Infusion of DNP markedly increased urinary excretion of DNP. In previous studies, ANP infusion has resulted in either no increase or a modest increase in urinary ANP excretion because of rapid ANP degradation by NEP.8 The present observation is consistent with DNP being more resistant to degradation by renal NEP.6 Cardiorenal actions of DNP were associated with an increase in plasma and urinary cGMP, the second messenger of the natriuretic peptides. Importantly, renal hyporesponsiveness to ANP is characterized by an attenuated cGMP response to ANP in experimental severe CHF.8 9 Thus, DNP differs inasmuch as urinary as well as plasma cGMP increases in response to exogenous DNP in this model of severe CHF. It is presently unclear as to whether DNP interacts with natriuretic peptide receptor (NPR)A or with an unknown receptor, and further studies will be required to address this question.

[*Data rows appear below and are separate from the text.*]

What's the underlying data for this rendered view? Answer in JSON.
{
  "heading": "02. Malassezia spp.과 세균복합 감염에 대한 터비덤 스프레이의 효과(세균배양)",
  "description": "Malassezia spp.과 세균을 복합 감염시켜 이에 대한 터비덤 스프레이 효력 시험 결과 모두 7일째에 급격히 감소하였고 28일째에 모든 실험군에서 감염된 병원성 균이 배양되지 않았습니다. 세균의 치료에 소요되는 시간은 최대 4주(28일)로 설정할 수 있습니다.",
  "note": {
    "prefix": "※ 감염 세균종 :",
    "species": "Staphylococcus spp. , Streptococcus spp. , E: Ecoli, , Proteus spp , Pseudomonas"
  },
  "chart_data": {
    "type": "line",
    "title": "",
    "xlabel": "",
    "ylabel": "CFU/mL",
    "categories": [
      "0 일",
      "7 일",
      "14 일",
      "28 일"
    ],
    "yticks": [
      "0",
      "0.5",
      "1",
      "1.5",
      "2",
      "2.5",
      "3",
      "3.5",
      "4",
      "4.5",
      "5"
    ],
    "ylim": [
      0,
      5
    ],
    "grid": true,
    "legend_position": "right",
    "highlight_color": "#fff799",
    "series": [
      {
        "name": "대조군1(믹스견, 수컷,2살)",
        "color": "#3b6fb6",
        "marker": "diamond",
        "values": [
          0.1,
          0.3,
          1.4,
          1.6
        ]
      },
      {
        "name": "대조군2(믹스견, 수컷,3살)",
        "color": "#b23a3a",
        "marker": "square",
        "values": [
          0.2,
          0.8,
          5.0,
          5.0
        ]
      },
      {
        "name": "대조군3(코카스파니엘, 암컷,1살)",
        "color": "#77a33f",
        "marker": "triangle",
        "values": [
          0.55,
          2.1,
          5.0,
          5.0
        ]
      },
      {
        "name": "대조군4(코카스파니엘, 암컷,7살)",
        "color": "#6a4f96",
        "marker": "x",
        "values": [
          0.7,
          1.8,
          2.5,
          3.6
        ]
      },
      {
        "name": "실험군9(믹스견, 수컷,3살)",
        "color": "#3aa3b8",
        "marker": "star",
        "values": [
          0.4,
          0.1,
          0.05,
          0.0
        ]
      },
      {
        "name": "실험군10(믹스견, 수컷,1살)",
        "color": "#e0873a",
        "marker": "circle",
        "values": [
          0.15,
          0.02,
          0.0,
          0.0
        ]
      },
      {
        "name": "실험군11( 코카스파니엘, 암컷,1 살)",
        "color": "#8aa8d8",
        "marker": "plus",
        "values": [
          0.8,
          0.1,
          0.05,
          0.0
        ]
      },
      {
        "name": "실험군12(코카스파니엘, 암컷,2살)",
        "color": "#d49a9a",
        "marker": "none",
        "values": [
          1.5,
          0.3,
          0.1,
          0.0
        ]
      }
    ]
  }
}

In recent studies, we reported the presence of DNP in canine and human plasma and atrial myocardium with elevated concentrations in plasma in humans with CHF.4 5 An additional part of the present study confirmed and extended these reports and demonstrated endogenous DNP concentrations in atrial and ventricular myocardium and its elevations in CHF. Although we were able to detect DNP immunoreactivity in plasma and cardiac tissue, cloning and sequencing of mammalian DNP will be required to demonstrate conclusively DNP existence in mammalian species.
The present study provides a rationale for the potential therapeutic efficacy of synthetic DNP as a new intravenous compound for acutely decompensated CHF. Synthetic DNP has unique cardiorenal actions that go beyond those of conventional vasodilators. Data suggest that DNP may differ from the other known natriuretic peptides in that it exhibits greater resistance to degradation by NEP, marked activation of the cGMP system, and potent vasoactive properties. Another unique characteristic of synthetic DNP in CHF, which supports its therapeutic role, is the ability to increase GFR. The importance of this phenomenon is supported by recent reports that reevaluated data from the Second Prospective Randomized Study of Ibopamine on Mortality and Efficacy (PRIME II) and Studies Of Left Ventricular Dysfunction (SOLVD). Hillege et al16 reported that preservation of GFR is the most important determinant of enhanced survival in patients with severe CHF. Dries et al17 evaluated the SOLVD study and reported that even moderate degrees of renal insufficiency are independently associated with an increased risk of all-cause mortality in patients with heart failure. Thus, a therapy capable of improving renal function may also play a role in delaying disease progression.
In conclusion, synthetic DNP in a model of severe CHF reduced markedly elevated cardiac filling pressures, enhanced GFR, and resulted in natriuresis, diuresis, and renin inhibition. These actions were also associated with the ability of synthetic DNP to activate the cGMP second-messenger system. Further studies are now needed to elucidate the cardiorenal and neurohumoral actions of acutely administered synthetic DNP in human decompensated CHF.
Received June 30, 2000; first decision August 3, 2000; accepted October 6, 2000.